Distinct adsorption mechanisms of MOFs and COFs for SF6/N2 separation revealed by high-throughput TSA screening

AbstractSulfur hexafluoride (SF6) is an extremely potent greenhouse gas, motivating the development of energy-efficient SF6/N2 separation technologies. Herein, a high-throughput computational screening of 12,020 metal organic frameworks (MOFs) and 561 covalent organic frameworks (COFs) was conducted to evaluate their separation performance under temperature swing adsorption (TSA) conditions.
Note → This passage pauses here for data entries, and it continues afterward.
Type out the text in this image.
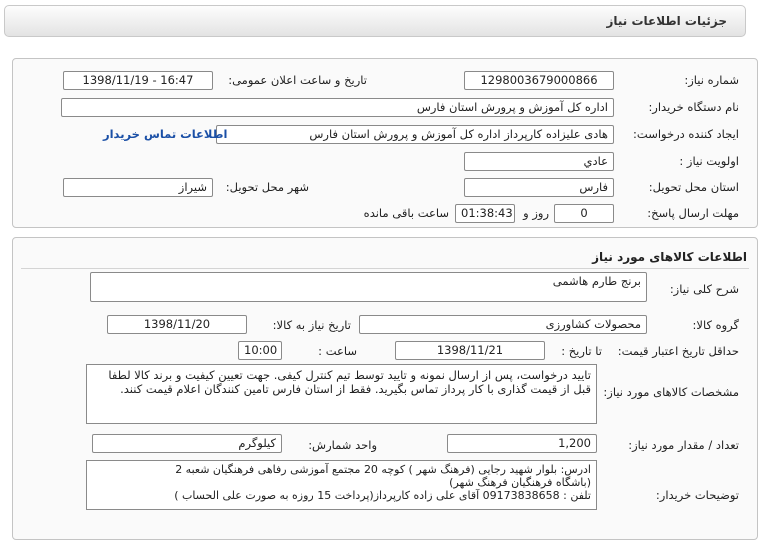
جزئيات اطلاعات نياز
شماره نياز:
1298003679000866
تاريخ و ساعت اعلان عمومی:
1398/11/19 - 16:47
نام دستگاه خريدار:
اداره کل آموزش و پرورش استان فارس
ايجاد کننده درخواست:
هادی علیزاده کارپرداز اداره کل آموزش و پرورش استان فارس
اطلاعات تماس خريدار
اولويت نياز :
عادي
استان محل تحويل:
فارس
شهر محل تحويل:
شیراز
مهلت ارسال پاسخ:
0
روز و
01:38:43
ساعت باقی مانده
اطلاعات کالاهای مورد نياز
شرح کلی نياز:
برنج طارم هاشمی
گروه کالا:
محصولات کشاورزی
تاريخ نياز به کالا:
1398/11/20
حداقل تاريخ اعتبار قيمت:
تا تاريخ :
1398/11/21
ساعت :
10:00
مشخصات کالاهای مورد نياز:
تایید درخواست، پس از ارسال نمونه و تایید توسط تیم کنترل کیفی. جهت تعیین کیفیت و برند کالا لطفا
قبل از قیمت گذاری با کار پرداز تماس بگیرید. فقط از استان فارس تامین کنندگان اعلام قیمت کنند.
تعداد / مقدار مورد نياز:
1,200
واحد شمارش:
کیلوگرم
توضيحات خريدار:
ادرس: بلوار شهید رجایی (فرهنگ شهر ) کوچه 20 مجتمع آموزشی رفاهی فرهنگیان شعبه 2
(باشگاه فرهنگیان فرهنگ شهر)
تلفن : 09173838658 آقای علی زاده کارپرداز(پرداخت 15 روزه به صورت علی الحساب )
The results indicate that adsorption performance is jointly governed by structural parameters and the isosteric heat of adsorption (Qst), with optimal performance achieved within specific parameter ranges. Although MOFs and COFs exhibit similar structural preferences, their adsorption mechanisms differ in the origin of host–guest interactions: MOFs typically achieve higher Qst values due to open metal or oxygen sites, whereas COFs rely more strongly on pore-geometry-driven confinement combined with moderate adsorption energies. In both material classes, superior SF6/N2 separation performance is generally associated with relatively higher Qst values, although the absolute Qst of MOFs remains higher than that of COFs. Representative candidates, MARJAQ and LZU-111, exhibit SF6 adsorption capacities of 8.27 and 6.19 mmol·g−1 and selectivities of 568.93 and 2100.21 at 298 K and 1 bar, respectively. These findings establish quantitative structure–property relationships and design guidelines for porous adsorbents.